Here’s a glimmer of hope: Jesus said he is the Living Water, that whoever drinks from his cup will never be thirsty again. That means that despite all the grief, mourning, and heartache we may experience in this world at the hands of injustice, brokenness, and terror, there will come a day when Jesus will wash all of this clean. In the end, he will be our sole source of life, and it will flow abundantly.
Until then, what can we as Christians?
Of course, there’s no cookie cutter answer to this. It’s a question of theology and philosophy, and everyone differs in opinion. God’s love for us compels us to show our love for him, his creation, and his children. Jesus called us to care for the “least of these” (Matt 25:40), a love that often takes the shape of doing advocacy on behalf of our world’s most marginalized.

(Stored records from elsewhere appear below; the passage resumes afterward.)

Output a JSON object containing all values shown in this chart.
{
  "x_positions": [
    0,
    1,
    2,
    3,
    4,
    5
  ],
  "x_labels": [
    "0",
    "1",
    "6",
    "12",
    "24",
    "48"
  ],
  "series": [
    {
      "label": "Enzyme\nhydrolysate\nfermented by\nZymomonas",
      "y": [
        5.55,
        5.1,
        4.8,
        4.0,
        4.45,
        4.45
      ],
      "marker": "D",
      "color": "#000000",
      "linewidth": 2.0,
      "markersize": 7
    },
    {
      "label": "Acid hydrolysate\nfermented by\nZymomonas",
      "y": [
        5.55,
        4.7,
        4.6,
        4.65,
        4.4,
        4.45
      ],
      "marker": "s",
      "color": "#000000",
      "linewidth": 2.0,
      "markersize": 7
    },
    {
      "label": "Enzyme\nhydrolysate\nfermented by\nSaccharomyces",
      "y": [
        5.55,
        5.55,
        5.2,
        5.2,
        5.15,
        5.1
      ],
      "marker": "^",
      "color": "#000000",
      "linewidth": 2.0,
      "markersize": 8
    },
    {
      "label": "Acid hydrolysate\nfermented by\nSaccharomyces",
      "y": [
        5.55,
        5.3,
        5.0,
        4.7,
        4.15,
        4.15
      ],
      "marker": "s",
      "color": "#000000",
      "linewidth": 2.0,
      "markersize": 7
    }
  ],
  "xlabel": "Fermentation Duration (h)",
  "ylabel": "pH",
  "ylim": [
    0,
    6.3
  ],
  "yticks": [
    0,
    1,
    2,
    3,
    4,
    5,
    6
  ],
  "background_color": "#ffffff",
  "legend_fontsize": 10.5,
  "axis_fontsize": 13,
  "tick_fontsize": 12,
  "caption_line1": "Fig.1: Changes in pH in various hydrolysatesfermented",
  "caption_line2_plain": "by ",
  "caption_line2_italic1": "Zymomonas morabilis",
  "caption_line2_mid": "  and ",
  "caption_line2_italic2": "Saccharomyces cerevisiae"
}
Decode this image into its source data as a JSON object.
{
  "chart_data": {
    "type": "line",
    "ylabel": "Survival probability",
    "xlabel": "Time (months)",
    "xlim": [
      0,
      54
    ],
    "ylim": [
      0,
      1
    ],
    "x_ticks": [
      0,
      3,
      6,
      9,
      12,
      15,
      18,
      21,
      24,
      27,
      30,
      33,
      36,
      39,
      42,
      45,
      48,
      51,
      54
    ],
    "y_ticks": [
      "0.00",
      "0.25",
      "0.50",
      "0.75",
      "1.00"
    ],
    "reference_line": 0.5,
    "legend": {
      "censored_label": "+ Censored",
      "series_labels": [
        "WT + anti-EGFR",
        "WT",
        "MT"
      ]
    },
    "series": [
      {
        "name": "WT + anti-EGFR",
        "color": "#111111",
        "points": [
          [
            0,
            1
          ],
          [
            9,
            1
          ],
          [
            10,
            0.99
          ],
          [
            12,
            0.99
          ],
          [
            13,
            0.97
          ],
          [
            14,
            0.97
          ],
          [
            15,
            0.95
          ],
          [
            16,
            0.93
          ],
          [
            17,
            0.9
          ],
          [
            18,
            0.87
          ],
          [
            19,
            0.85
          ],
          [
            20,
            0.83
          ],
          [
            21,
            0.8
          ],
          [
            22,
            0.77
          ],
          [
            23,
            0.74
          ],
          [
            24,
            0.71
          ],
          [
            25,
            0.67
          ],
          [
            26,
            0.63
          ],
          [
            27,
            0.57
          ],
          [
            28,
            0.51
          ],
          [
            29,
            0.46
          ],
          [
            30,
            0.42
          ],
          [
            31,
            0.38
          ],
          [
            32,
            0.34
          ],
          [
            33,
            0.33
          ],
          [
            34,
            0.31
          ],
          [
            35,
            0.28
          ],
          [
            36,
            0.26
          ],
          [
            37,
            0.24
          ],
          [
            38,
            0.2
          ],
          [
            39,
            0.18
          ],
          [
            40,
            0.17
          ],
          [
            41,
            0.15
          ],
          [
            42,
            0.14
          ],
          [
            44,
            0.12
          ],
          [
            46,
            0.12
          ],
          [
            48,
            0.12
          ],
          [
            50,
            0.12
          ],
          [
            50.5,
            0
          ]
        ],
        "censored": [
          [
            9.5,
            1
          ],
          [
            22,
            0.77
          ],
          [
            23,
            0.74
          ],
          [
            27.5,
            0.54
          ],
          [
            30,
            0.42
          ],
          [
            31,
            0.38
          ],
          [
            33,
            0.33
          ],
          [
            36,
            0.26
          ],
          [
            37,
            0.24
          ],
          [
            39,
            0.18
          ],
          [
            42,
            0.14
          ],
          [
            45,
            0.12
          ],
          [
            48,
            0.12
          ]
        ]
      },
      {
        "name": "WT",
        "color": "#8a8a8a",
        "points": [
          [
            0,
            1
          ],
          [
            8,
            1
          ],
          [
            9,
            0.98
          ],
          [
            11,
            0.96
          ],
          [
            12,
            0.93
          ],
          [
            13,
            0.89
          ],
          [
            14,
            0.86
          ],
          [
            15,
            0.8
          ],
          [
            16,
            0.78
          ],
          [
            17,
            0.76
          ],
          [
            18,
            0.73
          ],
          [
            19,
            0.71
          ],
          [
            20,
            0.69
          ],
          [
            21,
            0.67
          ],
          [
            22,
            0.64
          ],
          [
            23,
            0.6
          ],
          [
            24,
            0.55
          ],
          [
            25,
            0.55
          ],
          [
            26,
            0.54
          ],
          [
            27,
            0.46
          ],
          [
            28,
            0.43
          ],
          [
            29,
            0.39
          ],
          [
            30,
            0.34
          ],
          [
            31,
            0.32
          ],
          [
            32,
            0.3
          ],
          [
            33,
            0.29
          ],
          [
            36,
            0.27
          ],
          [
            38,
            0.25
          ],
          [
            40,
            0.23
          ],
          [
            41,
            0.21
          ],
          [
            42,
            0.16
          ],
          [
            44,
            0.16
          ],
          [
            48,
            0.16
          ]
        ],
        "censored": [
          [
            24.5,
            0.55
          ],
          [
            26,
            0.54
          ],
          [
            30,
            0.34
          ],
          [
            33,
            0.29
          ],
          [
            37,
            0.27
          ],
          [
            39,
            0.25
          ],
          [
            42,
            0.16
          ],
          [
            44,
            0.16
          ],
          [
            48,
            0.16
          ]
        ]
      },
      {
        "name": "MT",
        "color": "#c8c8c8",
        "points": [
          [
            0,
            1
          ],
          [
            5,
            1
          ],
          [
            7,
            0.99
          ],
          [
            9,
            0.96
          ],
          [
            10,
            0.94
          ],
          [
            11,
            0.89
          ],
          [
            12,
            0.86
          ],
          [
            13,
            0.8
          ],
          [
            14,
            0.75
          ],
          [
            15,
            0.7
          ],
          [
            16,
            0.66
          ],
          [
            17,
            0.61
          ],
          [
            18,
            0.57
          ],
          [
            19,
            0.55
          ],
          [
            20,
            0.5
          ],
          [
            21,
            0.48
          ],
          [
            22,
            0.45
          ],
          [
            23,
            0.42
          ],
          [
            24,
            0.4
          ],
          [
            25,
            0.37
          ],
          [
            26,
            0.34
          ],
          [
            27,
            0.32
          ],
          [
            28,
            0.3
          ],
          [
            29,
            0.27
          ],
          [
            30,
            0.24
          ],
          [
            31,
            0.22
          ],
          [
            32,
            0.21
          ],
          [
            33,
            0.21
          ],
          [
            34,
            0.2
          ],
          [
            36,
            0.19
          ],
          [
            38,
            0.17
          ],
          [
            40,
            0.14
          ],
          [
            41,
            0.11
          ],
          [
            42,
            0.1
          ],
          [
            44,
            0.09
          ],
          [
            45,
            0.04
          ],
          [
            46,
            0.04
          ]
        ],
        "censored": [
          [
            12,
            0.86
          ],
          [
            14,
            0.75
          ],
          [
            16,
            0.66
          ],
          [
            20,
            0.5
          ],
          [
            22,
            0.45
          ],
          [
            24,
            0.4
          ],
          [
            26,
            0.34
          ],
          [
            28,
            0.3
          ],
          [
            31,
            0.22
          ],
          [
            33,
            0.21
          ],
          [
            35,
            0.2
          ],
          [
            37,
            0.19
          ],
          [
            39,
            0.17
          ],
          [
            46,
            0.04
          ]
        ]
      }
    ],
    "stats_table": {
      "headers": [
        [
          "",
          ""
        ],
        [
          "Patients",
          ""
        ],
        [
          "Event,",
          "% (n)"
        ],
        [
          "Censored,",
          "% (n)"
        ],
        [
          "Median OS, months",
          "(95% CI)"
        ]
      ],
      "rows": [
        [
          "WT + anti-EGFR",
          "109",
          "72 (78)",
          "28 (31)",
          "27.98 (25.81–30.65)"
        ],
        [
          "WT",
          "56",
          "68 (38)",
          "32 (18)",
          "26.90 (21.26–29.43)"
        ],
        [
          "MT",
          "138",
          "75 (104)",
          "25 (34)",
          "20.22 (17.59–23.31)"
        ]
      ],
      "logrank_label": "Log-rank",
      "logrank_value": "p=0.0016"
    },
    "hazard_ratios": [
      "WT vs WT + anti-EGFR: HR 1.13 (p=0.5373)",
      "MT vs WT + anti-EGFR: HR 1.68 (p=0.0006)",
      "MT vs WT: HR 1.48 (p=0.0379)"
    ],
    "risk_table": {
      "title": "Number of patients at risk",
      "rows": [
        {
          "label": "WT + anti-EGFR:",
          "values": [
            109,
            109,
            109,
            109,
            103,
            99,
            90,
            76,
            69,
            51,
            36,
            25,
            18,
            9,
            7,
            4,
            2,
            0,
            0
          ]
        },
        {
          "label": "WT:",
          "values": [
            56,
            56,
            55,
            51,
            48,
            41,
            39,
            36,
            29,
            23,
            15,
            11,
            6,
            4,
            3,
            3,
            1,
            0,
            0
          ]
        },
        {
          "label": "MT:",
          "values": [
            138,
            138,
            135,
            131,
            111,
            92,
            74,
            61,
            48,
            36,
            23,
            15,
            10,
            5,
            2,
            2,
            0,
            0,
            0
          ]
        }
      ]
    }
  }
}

I hold to the truth that he is love, compassion, selflessness, generosity, humility, basically all those wonderful fruits of the Spirit. I believe that he is the source of all that, and that these are the things that bring beauty to life. Seeking goodness and choosing love unprejudiced is life in the Spirit.

When water scarcity and natural disasters occurs from climate change, or when States use water sources to control people or rage attacks on enemies, my soul grieves, and it is right for me to do so. Grieving is the act of recognizing that something in our world should not be the way that it is.
But my heart doesn’t ruminate on these things. I would be lying if I said it doesn’t change the way I live. More than ever, I strive to live justly, for the love, grace, mercy, and kindness that gives meaning to life, in the hope that, in some small way, it brings even the smallest amount of beauty to the world.
Because that is what hope is: knowing that, in the face of grief, life doesn’t have to be this way.